How to Target Customers Using Data

Data is an extremely critical part of your marketing arsenal – and it may be the most important tool you have for targeting customers. Data tells you everything you need to know about a customer: where they live, how much they spend, what products they normally buy, what industry they work in, and so on. If you use it correctly, you can target your marketing campaigns to reach only the people who are most likely to buy from you.

Sending catalogs

If you are sending out catalogs as part of a B2C marketing campaign, an easy way to make sure the right people get them is by using data about the geographical locations of existing customers. Where do they live? Which neighborhoods or zip codes generate the highest response rates?

Make sure you consider this carefully, as your ideal customers are likely to live close together. If you mail print catalogs to an area where most residents would not be able to afford your products, you’ve wasted your efforts. Many catalogers use zip models to help them select top prospects from a large universe. Zip models are based on using existing customer data to rank top zip codes.

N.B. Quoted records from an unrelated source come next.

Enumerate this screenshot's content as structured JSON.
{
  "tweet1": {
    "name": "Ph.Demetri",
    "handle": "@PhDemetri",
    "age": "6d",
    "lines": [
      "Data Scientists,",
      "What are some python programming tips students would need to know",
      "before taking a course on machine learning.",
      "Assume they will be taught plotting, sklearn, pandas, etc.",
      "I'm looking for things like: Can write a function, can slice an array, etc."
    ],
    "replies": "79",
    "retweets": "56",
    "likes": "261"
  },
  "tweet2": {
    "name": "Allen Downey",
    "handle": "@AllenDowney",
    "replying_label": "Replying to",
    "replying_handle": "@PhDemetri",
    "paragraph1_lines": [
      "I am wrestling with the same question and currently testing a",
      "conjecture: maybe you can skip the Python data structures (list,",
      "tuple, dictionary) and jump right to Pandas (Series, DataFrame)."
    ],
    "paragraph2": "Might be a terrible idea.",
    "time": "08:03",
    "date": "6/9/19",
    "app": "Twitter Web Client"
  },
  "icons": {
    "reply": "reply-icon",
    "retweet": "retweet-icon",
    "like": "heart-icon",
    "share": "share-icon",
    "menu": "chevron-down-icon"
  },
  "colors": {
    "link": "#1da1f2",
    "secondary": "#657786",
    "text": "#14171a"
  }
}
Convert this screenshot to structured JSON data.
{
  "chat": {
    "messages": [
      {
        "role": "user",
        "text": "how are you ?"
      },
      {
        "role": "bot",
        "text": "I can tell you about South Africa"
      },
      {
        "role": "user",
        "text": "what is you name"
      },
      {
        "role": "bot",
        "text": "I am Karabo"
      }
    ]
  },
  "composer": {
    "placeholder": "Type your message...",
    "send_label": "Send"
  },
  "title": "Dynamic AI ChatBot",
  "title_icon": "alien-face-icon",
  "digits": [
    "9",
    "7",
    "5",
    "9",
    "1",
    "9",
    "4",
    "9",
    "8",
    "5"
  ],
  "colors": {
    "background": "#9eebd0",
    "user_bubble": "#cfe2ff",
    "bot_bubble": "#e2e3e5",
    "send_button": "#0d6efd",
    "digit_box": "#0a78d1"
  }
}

These zip codes are then used to eliminate prospects from the lowest performing zips and select the top zips that are most likely to respond.

Targeting promotional emails

Customers who sign up for email can often be persuaded to provide personal data (such as date of birth, gender, interests, or other details) in exchange for a discount offer. Think about useful details that might be helpful for your business when you design your email sign-up page.

You can use the data to send subscribers promotional emails on their birthday – either offering a discount code or simply wishing them a good day. But that’s not all you can do for promotional emails. You can also use customer purchase histories to send curated collections in your emails. For example, six months after someone purchases a newborn product, you can send them an email about all your great products for children aged six months and up. A year after someone buys a wedding item, you can send them ideas for anniversary gifts. You can use data in many ways to ensure customers see the items they are most likely to buy.

Consider creating an email campaign reminding browsers about the items they were looking at. If your site has a lot of traffic, focus on the browsers who spent the most time on your site and looked at several pages. Engaged browsers are more likely to respond to these types of email campaigns.

Creating focused advertising

Online advertising can be very lucrative – but it can also be a huge waste of money. It all depends on whether you focus your ads or not. You can use data to hugely narrow down the kind of audience that will see your ads. On social media, you can choose locations, industries, interests, and the other brands or influencers they might follow. Don’t make it up – use data from real customers to build the right profile. You can also do the same with ads placed via search engines or on website sidebars, ensuring they are only placed on the right pages that your ideal customers might be viewing.

You can take a similar approach with inactive customers browsing your website by using retargeting campaigns (showing the viewed products) to follow them across the web and even into Facebook pages and other social media.

Another option is to create a print postcard trigger campaign. Mail custom postcards with images from the browsed merchandise categories to your inactive customers. Mailing postcards immediately, instead of waiting for the next catalog drop, helps increase conversion rates. If your volume is large enough, use a control group to confirm the incremental spend.

For Ecommerce and catalog brands with a large database of inactive customers, this can be an effective way to add an extra touch to marginal customers who are not in your regular catalog rotation.

Know your sales

When do you generate the most sales? When is your profit at its lowest?

How many orders do your customers place a year and what is your average order? Do you know what your customer repurchase rate is?

Analyze customer data from previous years and look at trends. Is your Black Friday sale really worth it? Do you find more sales at the start of the school year, or before Christmas, or during the summer?

Use information about customer spend metrics when you develop your annual customer contact strategy or circulation plan. Keep in mind that certain customer metrics might mean you’re better off acquiring NEW customers instead of trying to generate more sales from existing customers. It’s important to understand customer retention rates because this will help you allocate your marketing dollars cost-effectively and maximize ROI.

Data can really make a difference to the efficiency of your marketing campaigns. When you target customers by segmenting them based on data, catalog performance improves and this will propel your business to a new level.

All the information is in your hands already – you just need to analyze it and interpret the data!